Reading these stories gives me a better appreciation of what the generations of climbers went through to establish the lines we love to climb today. Thankfully this area is full of them!

Before you start booking your flights, there are a few things you should know. Firstly, there are few sport routes in this area, and practically all of the classics go on traditional gear. That means you will want to know how to correctly place different types of protection and clean them efficiently. Being comfortable will long runouts and thin protection will also help.

Secondly, the grades can be brutally sandbagged. It is said the world’s hardest climbing grade is Yosemite 5.9 (Ewbank 17), so be prepared to take a knock or two to your ego if that type of thing is important to you. It is also worthwhile ensuring your crack climbing skills and trad lead game is well sorted before arrival. Many a hard sport climber has come here only to be humbled.

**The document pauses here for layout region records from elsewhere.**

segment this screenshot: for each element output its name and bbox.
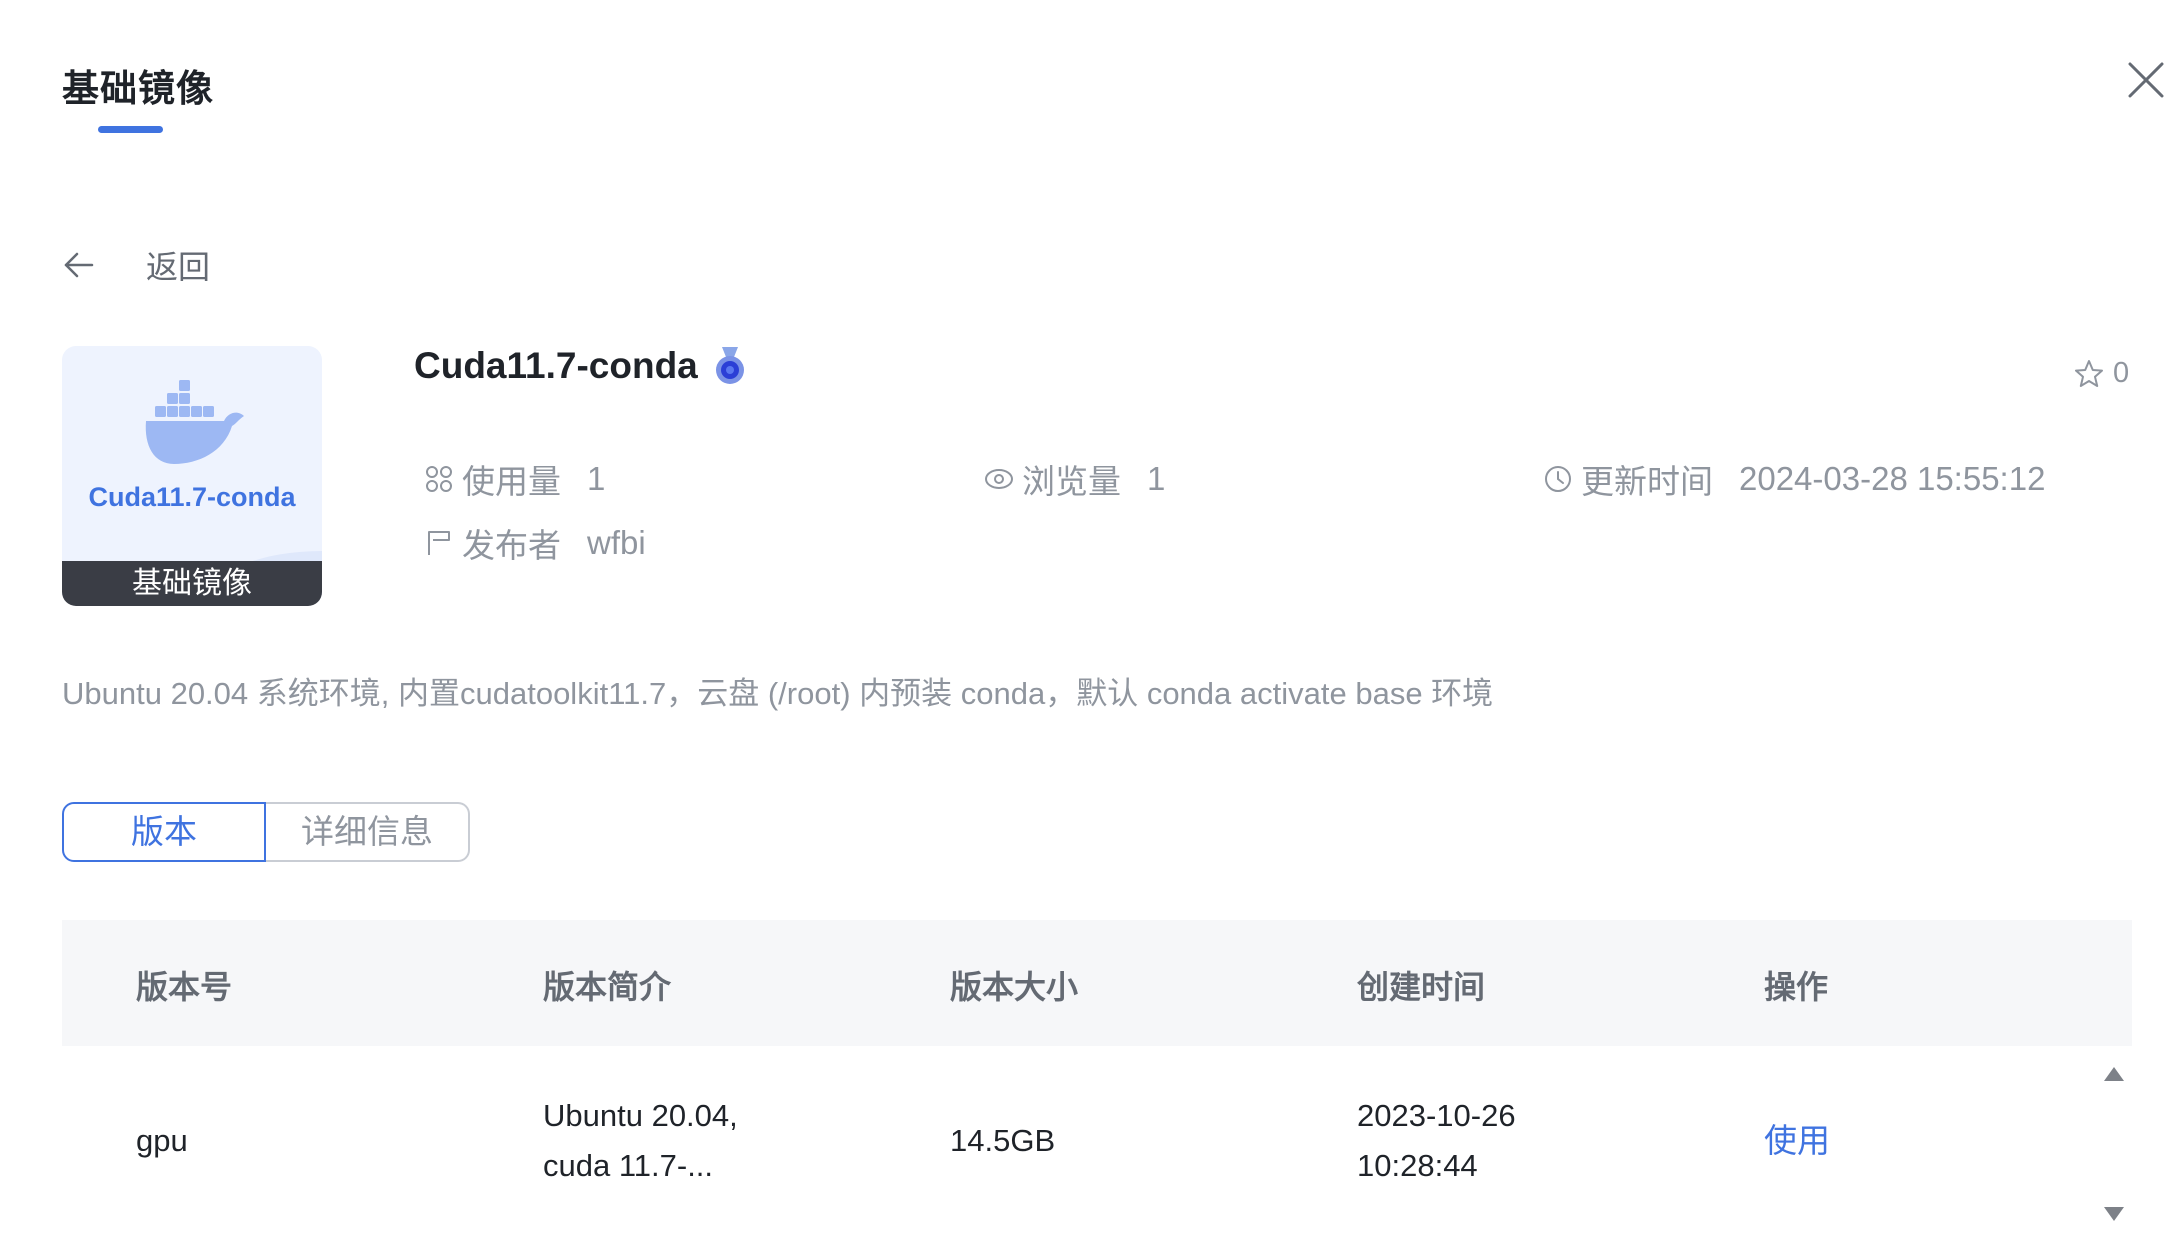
views-stat: 浏览量 1 [984,455,1165,503]
views-value: 1 [1147,460,1166,497]
card-image-name: Cuda11.7-conda [88,482,296,512]
usage-value: 1 [587,460,606,497]
image-description: Ubuntu 20.04 系统环境, 内置cudatoolkit11.7，云盘 … [62,676,1494,711]
cell-created-date: 2023-10-26 [1357,1098,1516,1133]
column-header-size: 版本大小 [950,969,1079,1005]
column-header-version: 版本号 [136,969,233,1005]
back-button[interactable]: 返回 [62,240,210,290]
updated-label: 更新时间 [1581,463,1713,500]
cell-size: 14.5GB [950,1123,1056,1158]
tab-bar: 版本 详细信息 [62,802,470,862]
back-arrow-icon [64,252,94,278]
publisher-icon [428,531,450,555]
column-header-created: 创建时间 [1357,969,1486,1005]
publisher-value: wfbi [587,524,646,561]
use-button[interactable]: 使用 [1764,1116,1830,1166]
cell-intro-line2: cuda 11.7-... [543,1148,714,1183]
image-title: Cuda11.7-conda [414,345,748,387]
publisher-stat: 发布者 wfbi [424,519,646,567]
scroll-up-icon[interactable] [2103,1066,2125,1082]
title-underline [98,126,163,133]
updated-value: 2024-03-28 15:55:12 [1739,460,2046,497]
tab-versions[interactable]: 版本 [62,802,266,862]
updated-stat: 更新时间 2024-03-28 15:55:12 [1543,455,2045,503]
image-card: Cuda11.7-conda 基础镜像 [62,346,322,606]
image-title-text: Cuda11.7-conda [414,345,698,386]
usage-label: 使用量 [462,463,561,500]
medal-badge-icon [715,347,744,384]
eye-icon [985,469,1013,489]
favorite-button[interactable]: 0 [2073,357,2129,390]
close-icon [2128,62,2164,98]
cell-created: 2023-10-26 10:28:44 [1357,1091,1516,1191]
favorite-count: 0 [2113,357,2130,389]
cell-intro: Ubuntu 20.04, cuda 11.7-... [543,1091,738,1191]
close-button[interactable] [2124,58,2168,102]
cell-intro-line1: Ubuntu 20.04, [543,1098,738,1133]
views-label: 浏览量 [1022,463,1121,500]
publisher-label: 发布者 [462,527,561,564]
cell-created-time: 10:28:44 [1357,1148,1478,1183]
docker-whale-icon [145,380,244,464]
column-header-action: 操作 [1764,969,1829,1005]
cell-version: gpu [136,1123,188,1158]
star-icon [2075,359,2103,387]
usage-icon [426,466,452,492]
card-tag: 基础镜像 [62,561,322,606]
table-row: gpu Ubuntu 20.04, cuda 11.7-... 14.5GB 2… [62,1046,2132,1236]
clock-icon [1545,466,1571,492]
usage-stat: 使用量 1 [424,455,605,503]
back-label: 返回 [146,249,211,285]
scroll-down-icon[interactable] [2103,1206,2125,1222]
versions-table: 版本号 版本简介 版本大小 创建时间 操作 gpu Ubuntu 20.04, … [62,920,2132,1236]
table-header: 版本号 版本简介 版本大小 创建时间 操作 [62,920,2132,1046]
tab-details[interactable]: 详细信息 [266,802,470,862]
dialog-title: 基础镜像 [62,68,214,109]
column-header-intro: 版本简介 [543,969,672,1005]
table-scrollbar[interactable] [2092,1046,2136,1236]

Thirdly, as you would expect, most of the classics are long multi-pitch routes. Often a dozen pitches or more. So you will want to have some endurance to keep up with the long days.

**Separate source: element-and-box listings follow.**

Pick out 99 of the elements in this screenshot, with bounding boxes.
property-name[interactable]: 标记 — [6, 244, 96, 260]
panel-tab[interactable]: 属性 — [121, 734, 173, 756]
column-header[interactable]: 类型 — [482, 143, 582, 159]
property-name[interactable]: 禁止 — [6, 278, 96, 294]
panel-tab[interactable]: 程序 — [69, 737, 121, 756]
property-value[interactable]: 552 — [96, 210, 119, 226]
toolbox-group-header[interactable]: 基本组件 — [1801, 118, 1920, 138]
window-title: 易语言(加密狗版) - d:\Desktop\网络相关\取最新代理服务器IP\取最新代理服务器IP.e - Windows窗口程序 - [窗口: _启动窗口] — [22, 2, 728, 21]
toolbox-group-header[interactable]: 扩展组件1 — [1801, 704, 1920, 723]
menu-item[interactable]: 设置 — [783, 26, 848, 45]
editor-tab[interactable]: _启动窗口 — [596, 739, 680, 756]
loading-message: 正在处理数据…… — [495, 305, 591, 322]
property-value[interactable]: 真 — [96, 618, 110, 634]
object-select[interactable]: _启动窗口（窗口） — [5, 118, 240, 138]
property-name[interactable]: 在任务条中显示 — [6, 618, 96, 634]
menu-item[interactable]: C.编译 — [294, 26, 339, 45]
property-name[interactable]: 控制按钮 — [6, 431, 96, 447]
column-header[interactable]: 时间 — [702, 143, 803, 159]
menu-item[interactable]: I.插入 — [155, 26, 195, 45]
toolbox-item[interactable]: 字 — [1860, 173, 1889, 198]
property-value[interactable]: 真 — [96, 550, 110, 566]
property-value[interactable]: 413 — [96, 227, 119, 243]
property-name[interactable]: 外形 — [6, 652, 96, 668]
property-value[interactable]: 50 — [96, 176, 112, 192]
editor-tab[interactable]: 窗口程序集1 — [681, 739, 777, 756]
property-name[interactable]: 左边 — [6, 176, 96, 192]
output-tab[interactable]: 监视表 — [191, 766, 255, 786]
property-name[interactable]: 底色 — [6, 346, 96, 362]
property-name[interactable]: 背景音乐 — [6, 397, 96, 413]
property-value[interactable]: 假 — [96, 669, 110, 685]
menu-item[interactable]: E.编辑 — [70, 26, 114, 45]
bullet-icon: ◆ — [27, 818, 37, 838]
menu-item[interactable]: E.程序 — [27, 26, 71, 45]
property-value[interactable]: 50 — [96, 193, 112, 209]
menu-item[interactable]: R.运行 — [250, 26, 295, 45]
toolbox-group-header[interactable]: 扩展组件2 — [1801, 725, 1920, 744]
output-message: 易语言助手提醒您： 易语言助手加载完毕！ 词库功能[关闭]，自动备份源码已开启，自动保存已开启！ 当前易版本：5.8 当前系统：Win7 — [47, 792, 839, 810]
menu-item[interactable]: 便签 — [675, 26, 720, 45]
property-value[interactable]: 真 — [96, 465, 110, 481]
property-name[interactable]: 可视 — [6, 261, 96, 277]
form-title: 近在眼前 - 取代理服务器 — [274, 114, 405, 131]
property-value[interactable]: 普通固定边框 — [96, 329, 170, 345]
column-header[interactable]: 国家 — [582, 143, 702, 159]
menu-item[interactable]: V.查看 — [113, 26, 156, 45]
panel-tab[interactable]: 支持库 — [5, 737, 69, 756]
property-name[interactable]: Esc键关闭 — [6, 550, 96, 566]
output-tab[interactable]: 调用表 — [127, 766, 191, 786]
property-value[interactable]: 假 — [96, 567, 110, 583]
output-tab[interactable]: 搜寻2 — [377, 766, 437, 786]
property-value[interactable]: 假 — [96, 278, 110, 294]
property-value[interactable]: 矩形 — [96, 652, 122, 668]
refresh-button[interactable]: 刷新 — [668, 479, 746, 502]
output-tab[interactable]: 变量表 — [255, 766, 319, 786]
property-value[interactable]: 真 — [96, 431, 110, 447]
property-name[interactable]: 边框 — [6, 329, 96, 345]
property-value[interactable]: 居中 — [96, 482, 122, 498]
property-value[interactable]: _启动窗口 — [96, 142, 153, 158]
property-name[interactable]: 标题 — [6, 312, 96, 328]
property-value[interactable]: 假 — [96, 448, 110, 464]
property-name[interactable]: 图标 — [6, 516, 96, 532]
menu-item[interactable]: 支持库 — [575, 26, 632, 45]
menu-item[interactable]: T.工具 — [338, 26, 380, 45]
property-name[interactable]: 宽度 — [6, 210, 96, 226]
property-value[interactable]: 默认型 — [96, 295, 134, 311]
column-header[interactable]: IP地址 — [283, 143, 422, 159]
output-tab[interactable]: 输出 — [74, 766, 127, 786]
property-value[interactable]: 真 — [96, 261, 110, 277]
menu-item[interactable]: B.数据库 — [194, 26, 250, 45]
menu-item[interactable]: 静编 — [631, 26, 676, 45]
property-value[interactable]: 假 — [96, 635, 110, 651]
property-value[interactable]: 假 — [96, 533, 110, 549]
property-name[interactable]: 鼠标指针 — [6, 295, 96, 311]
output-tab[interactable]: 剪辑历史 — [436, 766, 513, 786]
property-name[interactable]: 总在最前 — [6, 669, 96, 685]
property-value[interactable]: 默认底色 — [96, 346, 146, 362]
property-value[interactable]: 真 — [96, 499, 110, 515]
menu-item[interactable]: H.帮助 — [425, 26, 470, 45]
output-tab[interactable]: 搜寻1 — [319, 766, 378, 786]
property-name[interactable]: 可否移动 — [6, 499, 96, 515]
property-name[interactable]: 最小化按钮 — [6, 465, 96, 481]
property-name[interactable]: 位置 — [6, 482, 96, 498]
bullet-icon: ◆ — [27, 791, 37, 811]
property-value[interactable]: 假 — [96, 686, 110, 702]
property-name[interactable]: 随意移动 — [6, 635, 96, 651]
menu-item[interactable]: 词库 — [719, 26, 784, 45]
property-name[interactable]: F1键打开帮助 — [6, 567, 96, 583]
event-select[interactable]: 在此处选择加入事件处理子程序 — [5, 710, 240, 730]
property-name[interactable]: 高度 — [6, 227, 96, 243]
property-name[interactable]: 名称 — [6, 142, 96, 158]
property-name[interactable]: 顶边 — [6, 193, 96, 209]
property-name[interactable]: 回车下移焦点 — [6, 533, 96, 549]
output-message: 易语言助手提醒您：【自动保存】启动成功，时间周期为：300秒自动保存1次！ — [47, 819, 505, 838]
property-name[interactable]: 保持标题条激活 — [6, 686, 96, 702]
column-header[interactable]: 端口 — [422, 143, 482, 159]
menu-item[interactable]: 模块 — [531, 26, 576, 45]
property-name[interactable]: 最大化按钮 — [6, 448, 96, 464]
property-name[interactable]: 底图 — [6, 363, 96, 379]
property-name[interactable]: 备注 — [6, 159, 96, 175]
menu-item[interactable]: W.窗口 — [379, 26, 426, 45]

Luckily for you, Australia has some amazing places to prepare!

Just over an hour drive from Brisbane is Frog Buttress, a world class crack climbing crag in it’s own right. Steeped in Australian climbing history, Frog will provide you with more than enough territory to practice your hand jams, finger locks, burly off-width and thrutching techniques. Not to mention getting accustomed to placing cams, nuts, hexes and all sorts of traditional pro.

Also local to Brisbane is Mt Tibrogargan. Tibro has several ‘heady’ trad routes filled with tricky protection and runouts. Spending time on these routes will help get your head in the game. For longer routes, look no further than the Warrumbungles NP. With the highest concentration of long trad routes in the country, you can hone your multipitch techniques to a point. Be sure to jump on ‘The Flight of the Phoenix’ and Crater Bluff’s ‘Cornerstone Rib’.

Yosemite Valley offers a lifetime of climbing on high quality routes. Incredible granite, aesthetic lines set against a landscape photographer’s wet dream with pitch after pitch of fantastic climbing and entertaining history to boot. Get started, get prepared and come and get a slice of the action!